Horses look big, brave and strong from a distance.... but just beneath that seemingly tough exterior ~ there is a mooshy center. They are sensitive, emotional, moody, will push your buttons for sport, test you, step on you, try your patience, try to get away with things when they think you aren't looking...and whack you with their giant heads if you annoy them. (please, someone tell me I'm not the only one who sees the similarities between horses and husbands/men... except for the part about whacking you with their giant heads...) Yes, this is the part that almost gave this post it's title. I'm astounded by the similarities between them. One of them is enough, of horses and husbands. I just can't imagine having more than one of either, nor can I imagine ever replacing the ones I have.
To love such a sensitive creature, (human or animal) despite all the emotions, ups and downs, fears and uncertainties and in JoJo's case a serious language barrier.... well it's quite a thing. Much like having a significant other, the all encompassing emotional commitment of a horse is huge!

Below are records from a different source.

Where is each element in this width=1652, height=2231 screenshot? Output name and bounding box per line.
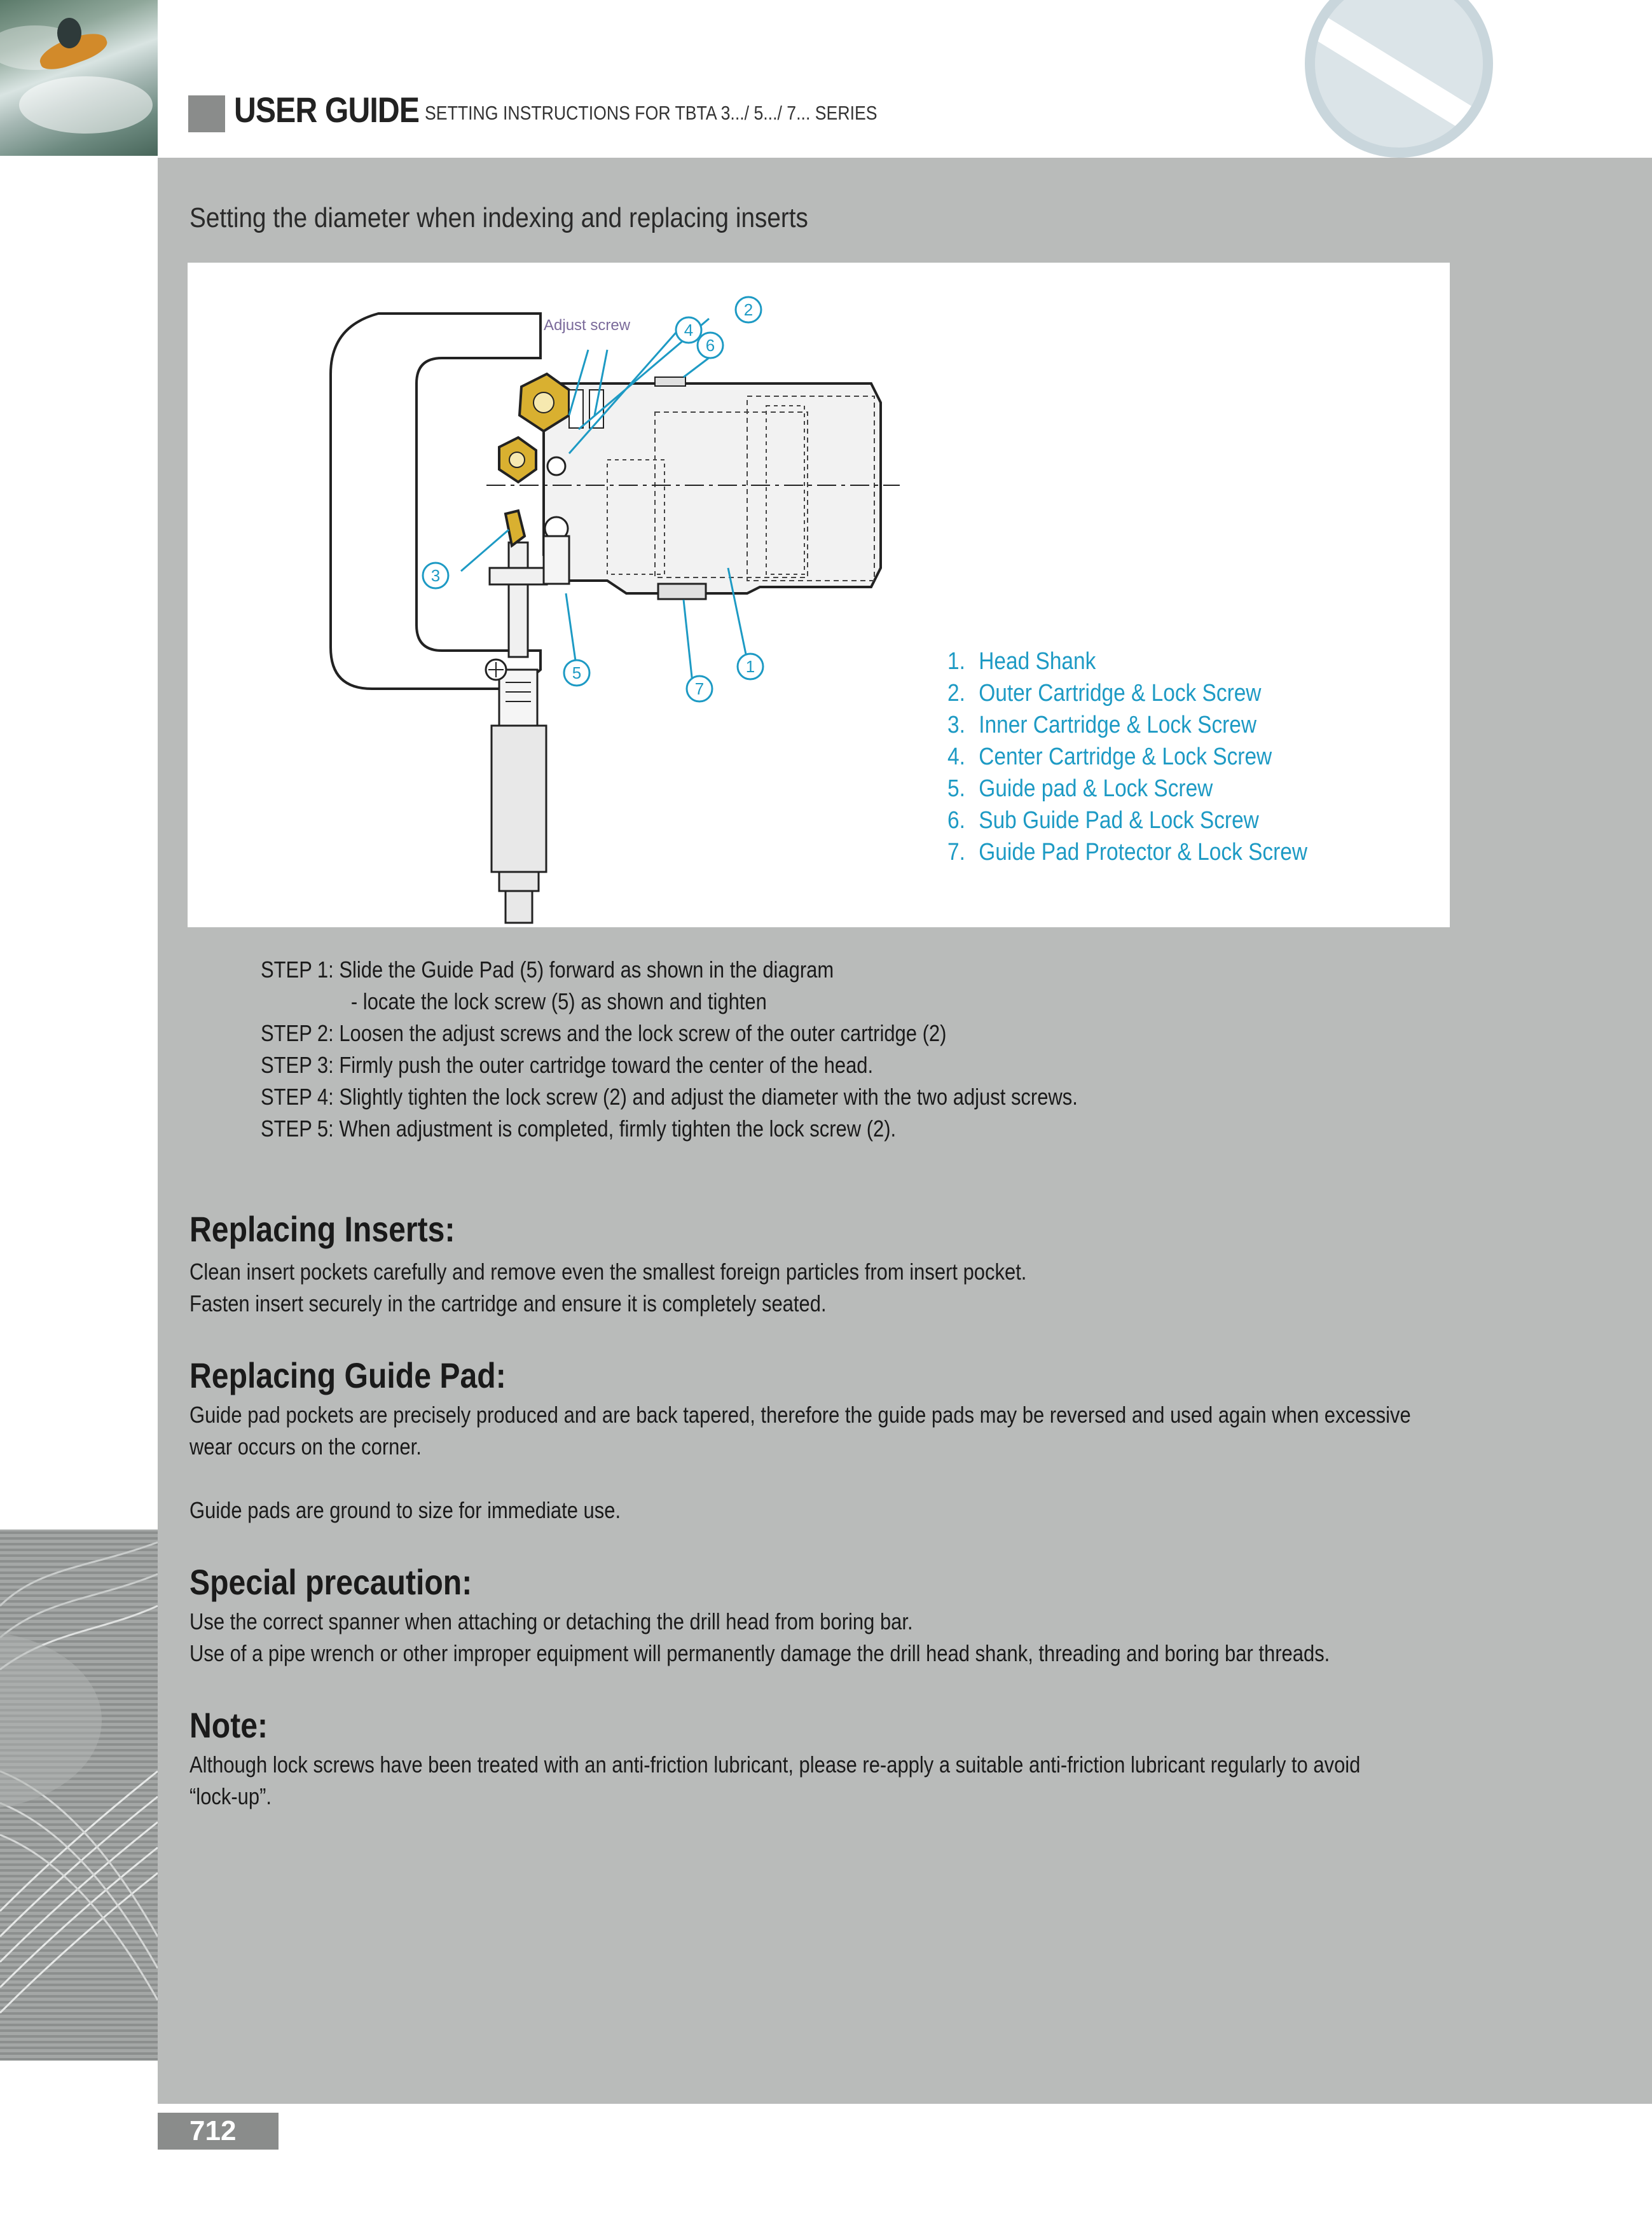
guide-pad [544,536,569,584]
inner-cartridge-insert [506,511,525,546]
legend-item: 2. Outer Cartridge & Lock Screw [947,680,1262,707]
header-subtitle: SETTING INSTRUCTIONS FOR TBTA 3.../ 5.../ 7... SERIES [425,102,878,124]
replacing-guide-pad-text: Guide pad pockets are precisely produced and are back tapered, therefore the guide pads may be reversed and used again when excessive wear occurs on the corner. Guide pads are ground to size for immediate use. [189,1402,1411,1523]
special-precaution-heading: Special precaution: [189,1562,472,1602]
legend-item: 7. Guide Pad Protector & Lock Screw [947,839,1307,866]
callout-1: 1 [745,657,755,676]
decorative-wave-graphic [0,1530,158,2061]
special-precaution-text: Use the correct spanner when attaching or detaching the drill head from boring bar. Use of a pipe wrench or other improper equipment will permanently damage the drill head shank, threading and boring bar threads. [189,1608,1330,1666]
callout-5: 5 [572,663,582,682]
replacing-inserts-text: Clean insert pockets carefully and remove even the smallest foreign particles from insert pocket. Fasten insert securely in the cartridge and ensure it is completely seated. [189,1259,1027,1316]
step-4: STEP 4: Slightly tighten the lock screw (2) and adjust the diameter with the two adjust screws. [261,1084,1078,1110]
callout-4: 4 [684,321,694,340]
setting-steps [261,954,1211,1145]
step-3: STEP 3: Firmly push the outer cartridge toward the center of the head. [261,1052,874,1078]
guide-pad-protector [658,584,706,599]
header-title: USER GUIDE [234,90,420,130]
note-heading: Note: [189,1705,268,1745]
legend-item: 3. Inner Cartridge & Lock Screw [947,712,1257,738]
diagram-legend [947,646,1356,868]
step-2: STEP 2: Loosen the adjust screws and the lock screw of the outer cartridge (2) [261,1020,947,1046]
legend-item: 4. Center Cartridge & Lock Screw [947,743,1272,770]
kayak-photo [0,0,158,156]
page-number: 712 [189,2115,237,2146]
step-1-sub: - locate the lock screw (5) as shown and tighten [350,988,767,1014]
legend-item: 5. Guide pad & Lock Screw [947,775,1213,802]
callout-3: 3 [430,566,441,585]
header-square [188,95,225,132]
replacing-guide-pad-heading: Replacing Guide Pad: [189,1355,506,1395]
note-text: Although lock screws have been treated with an anti-friction lubricant, please re-apply a suitable anti-friction lubricant regularly to avoid “lock-up”. [189,1751,1361,1809]
legend-item: 6. Sub Guide Pad & Lock Screw [947,807,1259,834]
adjust-screw-label: Adjust screw [544,317,631,334]
callout-2: 2 [743,300,754,319]
callout-7: 7 [694,679,705,698]
logo-mark [1291,0,1507,158]
step-1: STEP 1: Slide the Guide Pad (5) forward as shown in the diagram [261,957,834,983]
section-heading: Setting the diameter when indexing and replacing inserts [189,202,808,233]
gauge-spindle [509,542,528,657]
replacing-inserts-heading: Replacing Inserts: [189,1209,455,1249]
micrometer-thimble [492,726,546,872]
step-5: STEP 5: When adjustment is completed, firmly tighten the lock screw (2). [261,1116,897,1142]
legend-item: 1. Head Shank [947,648,1096,675]
callout-6: 6 [705,336,715,355]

Unlike your average dog, who loves you unconditionally a horse seems to have more human qualities and takes what you say to heart, and if you offend ~ it won't soon be forgotten. Everyone who knows horses says you have to be the herd leader, even if it's a herd of two. So, me being me ~ I explain to him quite regularly that we are a team, a partnership of sorts, BUT ~ I get 51%. I've toyed with having it put on a t-shirts for us.... That's probably not what "they" (the horse people) meant. One of the many things I've learned is I can't be someone I'm not. I'm not a dominant person... so "standing my ground" and acting bigger than I am doesn't come naturally. So instead, I talk to much, and explain things in full sentences (just like I do for the rest of the critters) and ask him nicely to pick up his feet, and then thank him and praise him profusely for it and every single other thing that goes even remotely well... little things DO mean a lot. Perhaps my approach to my new found horsewomanship is unorthodox, but it's all mine...
If you had asked me a few months ago how things were going, I'd have probably started sobbing....( yes, it's true ~ just ask my ever patient husband! (who, no, I would not replace)....) Now... I feel better about things... and JoJo ~ and the life altering decision to bring home a pony for me to ride... (I've no confidence, and am terrible at riding too, as it turns out, go figure.)
Such a big, huge, wide learning curve this thing called life is.
So I will end this rambling with words of thanks, to the friends and family and my wonderful Hubby for all the help and support (moral and otherwise) for getting me thru the last 6 or so months of my life altering decision to get myself a little pony.
Horses know nothing of money, status, beauty or accomplishment... Horses see only our hearts, and they accept or reject us based on what they find within. In short, horses do naturally what humans can pass a lifetime without ever mastering.